We want to benchmark LlamaIndex's performance for complex queries on multiple domains, and measure how each iteration of LLM improves its Text-to-SQL capability, thus this project.
- Download benchmark dataset, the download link is in the left-side bar under section "Get Started". Unzip the file after download.
- Use
sample_benchmark.py
to sample the benchmark dataset so we don't spend too much money when testing. Skip this step when running the complete benchmark.
python sample_benchmark.py --input <benchmark path> --output spider-0_001 --sample-factor 0.001
# A smaller benchmark with 1/1000 examples is saved in directory spider-0_001, which we use as our benchmark for testing purpose.
- Use
generate_sql.py
to generate the predicted SQL queries given the input benchmark.
python generate_sql.py --input spider-0_001 --output spider-0_001-pred --model gpt-3.5-turbo
# Predicted SQLs are saved in the output directory.
- Use
evaluate.sh
to evaluate the prediction. The script will download the Spider Evaluation code and use it to generate performance reports saved in the same directory as the predicted SQLs. See here to understand the evaluation metrics.
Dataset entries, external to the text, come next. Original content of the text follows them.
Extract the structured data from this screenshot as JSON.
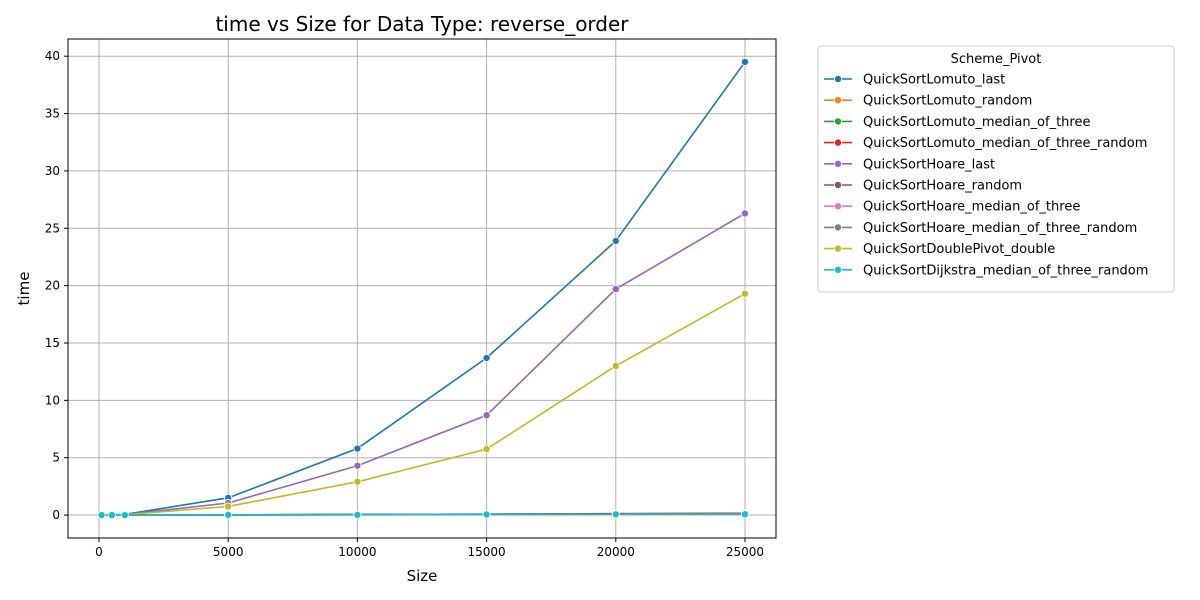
{
  "chart_data": {
    "type": "line",
    "title": "time vs Size for Data Type: reverse_order",
    "xlabel": "Size",
    "ylabel": "time",
    "xlim": [
      -1200,
      26200
    ],
    "ylim": [
      -2,
      41.5
    ],
    "xticks": [
      0,
      5000,
      10000,
      15000,
      20000,
      25000
    ],
    "yticks": [
      0,
      5,
      10,
      15,
      20,
      25,
      30,
      35,
      40
    ],
    "grid": true,
    "legend_title": "Scheme_Pivot",
    "legend_position": "outside-top-right",
    "series": [
      {
        "name": "QuickSortLomuto_last",
        "color": "#1f77b4",
        "x": [
          100,
          500,
          1000,
          5000,
          10000,
          15000,
          20000,
          25000
        ],
        "y": [
          0.0,
          0.02,
          0.06,
          1.5,
          5.8,
          13.7,
          23.9,
          39.5
        ]
      },
      {
        "name": "QuickSortLomuto_random",
        "color": "#ff7f0e",
        "x": [
          100,
          500,
          1000,
          5000,
          10000,
          15000,
          20000,
          25000
        ],
        "y": [
          0.0,
          0.0,
          0.0,
          0.02,
          0.05,
          0.08,
          0.11,
          0.14
        ]
      },
      {
        "name": "QuickSortLomuto_median_of_three",
        "color": "#2ca02c",
        "x": [
          100,
          500,
          1000,
          5000,
          10000,
          15000,
          20000,
          25000
        ],
        "y": [
          0.0,
          0.0,
          0.0,
          0.02,
          0.05,
          0.08,
          0.12,
          0.15
        ]
      },
      {
        "name": "QuickSortLomuto_median_of_three_random",
        "color": "#d62728",
        "x": [
          100,
          500,
          1000,
          5000,
          10000,
          15000,
          20000,
          25000
        ],
        "y": [
          0.0,
          0.0,
          0.0,
          0.02,
          0.05,
          0.08,
          0.12,
          0.15
        ]
      },
      {
        "name": "QuickSortHoare_last",
        "color": "#9467bd",
        "x": [
          100,
          500,
          1000,
          5000,
          10000,
          15000,
          20000,
          25000
        ],
        "y": [
          0.0,
          0.01,
          0.04,
          1.05,
          4.3,
          8.7,
          19.7,
          26.3
        ]
      },
      {
        "name": "QuickSortHoare_random",
        "color": "#8c564b",
        "x": [
          100,
          500,
          1000,
          5000,
          10000,
          15000,
          20000,
          25000
        ],
        "y": [
          0.0,
          0.0,
          0.0,
          0.01,
          0.03,
          0.05,
          0.07,
          0.09
        ]
      },
      {
        "name": "QuickSortHoare_median_of_three",
        "color": "#e377c2",
        "x": [
          100,
          500,
          1000,
          5000,
          10000,
          15000,
          20000,
          25000
        ],
        "y": [
          0.0,
          0.0,
          0.0,
          0.01,
          0.03,
          0.05,
          0.07,
          0.09
        ]
      },
      {
        "name": "QuickSortHoare_median_of_three_random",
        "color": "#7f7f7f",
        "x": [
          100,
          500,
          1000,
          5000,
          10000,
          15000,
          20000,
          25000
        ],
        "y": [
          0.0,
          0.0,
          0.0,
          0.01,
          0.03,
          0.05,
          0.07,
          0.09
        ]
      },
      {
        "name": "QuickSortDoublePivot_double",
        "color": "#bcbd22",
        "x": [
          100,
          500,
          1000,
          5000,
          10000,
          15000,
          20000,
          25000
        ],
        "y": [
          0.0,
          0.01,
          0.03,
          0.75,
          2.9,
          5.75,
          13.0,
          19.3
        ]
      },
      {
        "name": "QuickSortDijkstra_median_of_three_random",
        "color": "#17becf",
        "x": [
          100,
          500,
          1000,
          5000,
          10000,
          15000,
          20000,
          25000
        ],
        "y": [
          0.0,
          0.0,
          0.0,
          0.02,
          0.02,
          0.05,
          0.06,
          0.07
        ]
      }
    ]
  }
}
./evaluate.sh spider-0_001 spider-0_001-pred
- New! Use
evaluate.py
to evalaute the generated SQLs against golden SQLs by matching the natural language answers generated from their respective execution outputs. This is called Answer Accuracy.
python evaluate.py --spider-dir spider-0_001 --predict-dir spider-0_001-pred \
--model gpt-3.5-turbo
This will produce two JSON files train_eval.json
and dev_eval.json
with
the evaluation results in the --predict-dir
directory.
Based on 96 examples (86 train + 10 dev) sampled from Spider benchmark.
Model | Answer Accuracy |
---|---|
code-davinci-002 | 0.7917 |
text-davinci-003 | 0.8854 |
gpt-3.5-turbo | 0.8542 |
gpt-4 | 0.8958 |
- Auto-course-correction encountering SQL errors using Langchain agent.
- Use training set to generate in-context learning examples.